Richmond is not a “disaster zone”
However, she also questioned the negativity that the opponents of the MSIR showed towards Richmond, which Jolly has described as a “ghetto” and a “disaster zone”. While there were serious issues with increasing cost of living, lack of housing and cuts to services and infrastructure, she listed numerous grassroots community initiatives that make Richmond the vibrant and diverse community that it is and suggested these indicated solutions to the problems being attributed to the presence of MSIR and its service users.

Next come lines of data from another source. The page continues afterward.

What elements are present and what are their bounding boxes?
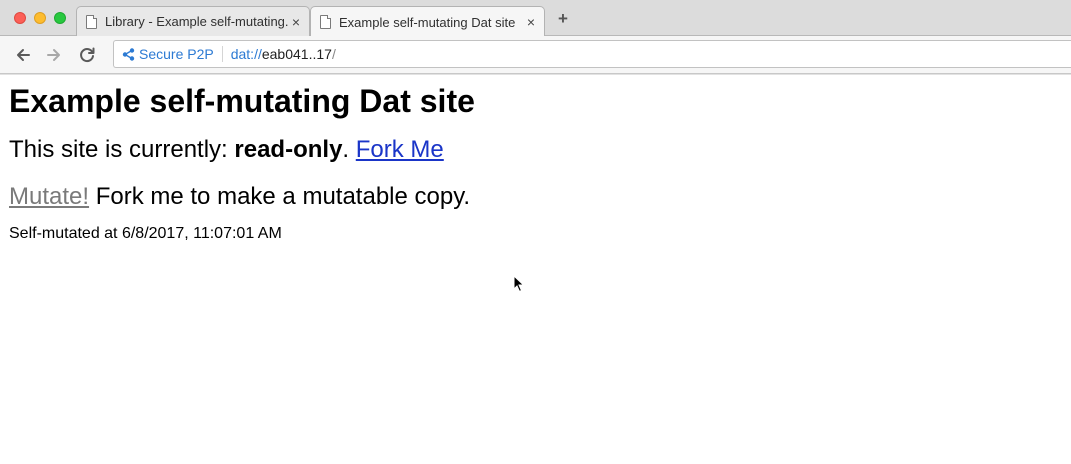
new-tab-button[interactable]: +	[556, 10, 570, 28]
reload-icon	[80, 47, 95, 63]
tab-library[interactable]: Library - Example self-mutating.. ×	[76, 6, 310, 36]
reload-button[interactable]	[76, 44, 98, 66]
page-icon	[320, 15, 331, 29]
forward-arrow-icon	[47, 49, 60, 61]
close-icon[interactable]: ×	[523, 14, 539, 30]
forward-button[interactable]	[43, 44, 65, 66]
address-bar[interactable]: Secure P2P dat://eab041..17/	[113, 40, 1071, 68]
back-arrow-icon	[17, 49, 30, 61]
status-prefix: This site is currently:	[9, 136, 235, 163]
page-content: Example self-mutating Dat site This site…	[9, 76, 1059, 244]
page-icon	[86, 14, 97, 29]
tab-title: Example self-mutating Dat site	[339, 14, 516, 30]
mutated-timestamp: Self-mutated at 6/8/2017, 11:07:01 AM	[9, 225, 282, 242]
url-scheme: dat://	[230, 46, 262, 62]
secure-p2p-badge[interactable]: Secure P2P	[122, 46, 214, 62]
window-minimize-button[interactable]	[34, 12, 46, 24]
secure-label: Secure P2P	[139, 46, 214, 62]
window-close-button[interactable]	[14, 12, 26, 24]
tab-strip: Library - Example self-mutating.. × Exam…	[0, 0, 1071, 37]
status-value: read-only	[234, 136, 343, 163]
back-button[interactable]	[12, 44, 34, 66]
fork-me-link[interactable]: Fork Me	[356, 136, 444, 163]
navigation-bar: Secure P2P dat://eab041..17/	[0, 36, 1071, 74]
mutate-line: Mutate! Fork me to make a mutatable copy…	[9, 182, 1059, 212]
window-zoom-button[interactable]	[54, 12, 66, 24]
status-line: This site is currently: read-only. Fork …	[9, 135, 1059, 165]
tab-title: Library - Example self-mutating..	[105, 14, 288, 29]
url-host: eab041..17	[261, 46, 332, 62]
page-title: Example self-mutating Dat site	[9, 83, 475, 119]
status-suffix: .	[342, 136, 350, 163]
toolbar-divider	[0, 74, 1071, 75]
address-divider	[221, 46, 223, 62]
close-icon[interactable]: ×	[288, 14, 304, 30]
url-path: /	[331, 46, 336, 62]
tab-example-site[interactable]: Example self-mutating Dat site ×	[310, 6, 545, 37]
mutate-hint: Fork me to make a mutatable copy.	[89, 183, 471, 210]
mutate-link[interactable]: Mutate!	[9, 183, 89, 210]
mouse-pointer-icon	[513, 275, 525, 293]
share-nodes-icon	[122, 47, 135, 61]
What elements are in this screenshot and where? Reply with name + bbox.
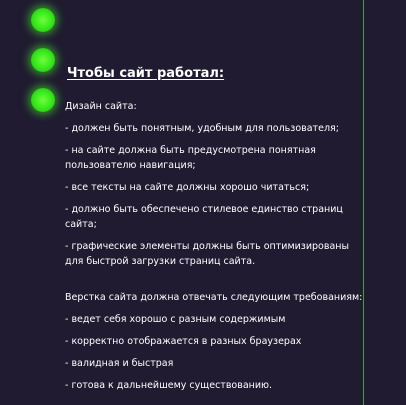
- section-title: Чтобы сайт работал:: [67, 66, 225, 81]
- design-item: - должно быть обеспечено стилевое единст…: [65, 204, 343, 230]
- layout-item: - готова к дальнейшему существованию.: [65, 380, 273, 391]
- green-dot-icon: [31, 88, 55, 112]
- design-heading: Дизайн сайта:: [65, 101, 137, 112]
- layout-item: - валидная и быстрая: [65, 358, 174, 369]
- green-dot-icon: [31, 8, 55, 32]
- design-item: - графические элементы должны быть оптим…: [65, 241, 349, 267]
- layout-item: - ведет себя хорошо с разным содержимым: [65, 314, 286, 325]
- design-item: - все тексты на сайте должны хорошо чита…: [65, 182, 310, 193]
- design-item: - должен быть понятным, удобным для поль…: [65, 123, 339, 134]
- requirements-text: Дизайн сайта: - должен быть понятным, уд…: [65, 99, 365, 400]
- green-dot-icon: [31, 48, 55, 72]
- layout-item: - корректно отображается в разных браузе…: [65, 336, 302, 347]
- layout-heading: Верстка сайта должна отвечать следующим …: [65, 292, 363, 303]
- design-item: - на сайте должна быть предусмотрена пон…: [65, 145, 316, 171]
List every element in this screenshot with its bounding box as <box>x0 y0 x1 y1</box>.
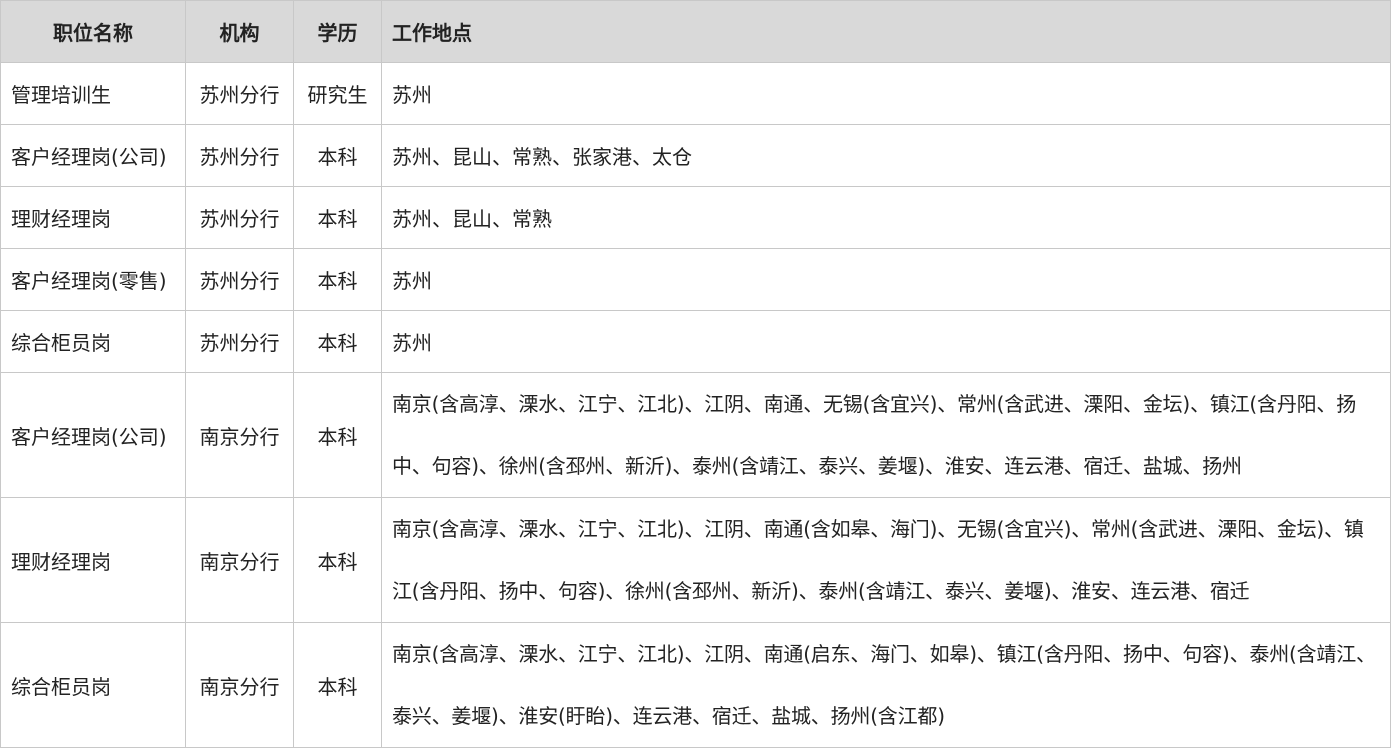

“There’s local solutions and there’s bigger solutions that a lot of people in the community are pushing for to try and shift the conversation away from this really damaging, harmful conversation that won’t lead to good outcomes to one where we’re actually tackling the root causes,” she said.
Chapman said, “The local residents who spoke at the [pro-MSIR] rally said that they were really proud of living in Richmond because of the injecting room being there. They were proud of being part of a community that was actively seeking solutions to problems, rather than just complaining and starting vitriol and hate against people who actually needed support.”